普段通りの観念を壊す違和、おかげで見えるひとの様

▼▼誰にだって「まるで自分のように」人生がある――背景のようにしか見ていなかった人間にだっておのおのの日々がある、ってことを、脳や身に沁みるようにして想像するのは、ひどく難しい。運良く片鱗に触れられる機会もあって、だからこそ、普段から、ってことの難しさを知る。言うなれば、身につまされる。あっさりできる人っているんだろうか。いるならよいなと思う。可能性の地平がそこに拡がっているとよいと思う。
▼▼目的意識って普段はあんまり明確には置いていないみたいで、なんていうか、前提でありすぎたりして――自明でありすぎたりして、照明をあてていないことが多いな、って思う。おおむね「無意識」って言えるような端的な行動だけがあったりする。だから、というか、おかげで、というか、とにかく、普段は、通勤中にだって「通勤しないと」って意識はない。ほぼない、とか思える程、改めて認識し直した経験は少ないと思う。
▼▼けど、数少ない、だ。時折はある。時折はあった。目的意識を改めてはっきり持ってしまっている瞬間が時々あった。違和感があることがある、のだ。

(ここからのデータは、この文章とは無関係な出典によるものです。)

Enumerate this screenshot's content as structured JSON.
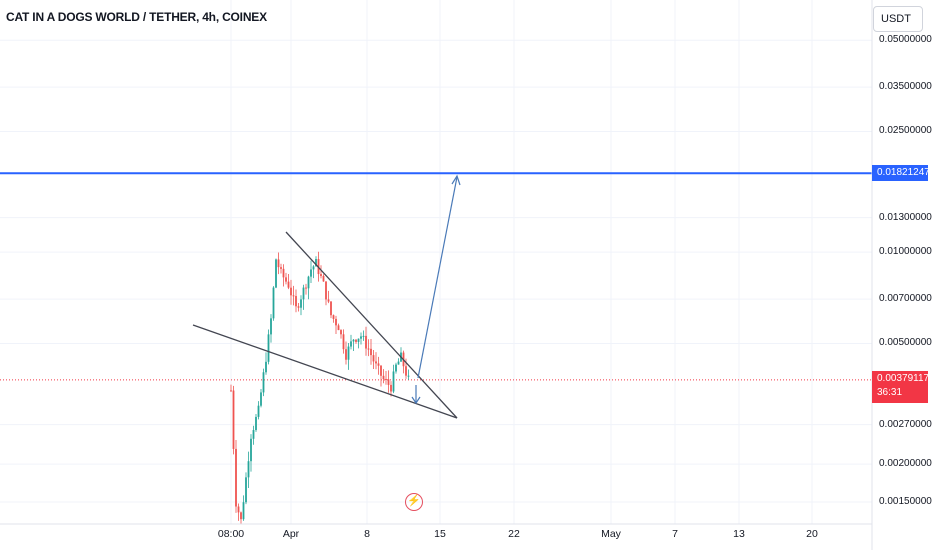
{
  "header": {
    "title": "CAT IN A DOGS WORLD / TETHER, 4h, COINEX",
    "currency_label": "USDT"
  },
  "colors": {
    "up": "#26a69a",
    "down": "#ef5350",
    "resistance_line": "#2962ff",
    "current_price_line": "#f23645",
    "trendline": "#434651",
    "projection_arrow": "#4a7ab8"
  },
  "chart_data": {
    "type": "candlestick",
    "symbol": "CAT IN A DOGS WORLD / TETHER",
    "interval": "4h",
    "exchange": "COINEX",
    "y_scale": "log",
    "ylim": [
      0.00125,
      0.05
    ],
    "y_ticks": [
      "0.05000000",
      "0.03500000",
      "0.02500000",
      "0.01300000",
      "0.01000000",
      "0.00700000",
      "0.00500000",
      "0.00270000",
      "0.00200000",
      "0.00150000"
    ],
    "x_ticks": [
      "08:00",
      "Apr",
      "8",
      "15",
      "22",
      "May",
      "7",
      "13",
      "20"
    ],
    "resistance_level": 0.01821247,
    "resistance_label": "0.01821247",
    "current_price": 0.00379117,
    "current_price_label": "0.00379117",
    "countdown": "36:31",
    "candles_summary": {
      "first_low": 0.0013,
      "peak_high": 0.01,
      "last_close": 0.00379117
    },
    "annotations": [
      {
        "type": "trendline",
        "role": "upper-wedge",
        "from": [
          "Apr-1",
          0.0115
        ],
        "to": [
          "Apr-14",
          0.0028
        ]
      },
      {
        "type": "trendline",
        "role": "lower-wedge",
        "from": [
          "Mar-26",
          0.0058
        ],
        "to": [
          "Apr-14",
          0.0028
        ]
      },
      {
        "type": "arrow",
        "role": "breakout-projection",
        "from": [
          "Apr-11",
          0.0038
        ],
        "to": [
          "Apr-16",
          0.0182
        ]
      },
      {
        "type": "arrow",
        "role": "short-dip",
        "from": [
          "Apr-11",
          0.0038
        ],
        "to": [
          "Apr-11",
          0.0032
        ]
      }
    ]
  }
}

▼▼実際、違和感を覚えていた。違和を感じる瞬間があった。観念や意識を破損させる何かがあったのだろう、と想像している。普段通り、って思えなくなっていた。破損の修復のため意識が再構築されていて――無意識でいられなくなっていたんじゃないか、とも想像している。想像というよりは妄想混じりの仮説かな。
▼▼数多く並ぶ人混みを眺めて――ゆらゆらと揺れる無数の黒い頭蓋骨を見つめて、ひとりひとりの人生を想像するのはほんとうに難しいものだなあ、なんて改めて実感することができていたのは、でも、再構築中で再起動中だったおかげなんじゃないかな、と思ったのだった。再構築されて再起動された意識や観念は見慣れて見えなくなっていたものを可視化してくれる、のでは? なんて想像してみて、嬉しく思えたのだった。
▼▼視野拡大が可能になるような策謀なら何だって欲しいのさ、なんて最近はかなり強く思えている。形振り構っている場合ではない、というような経験則が培養中なせいだ。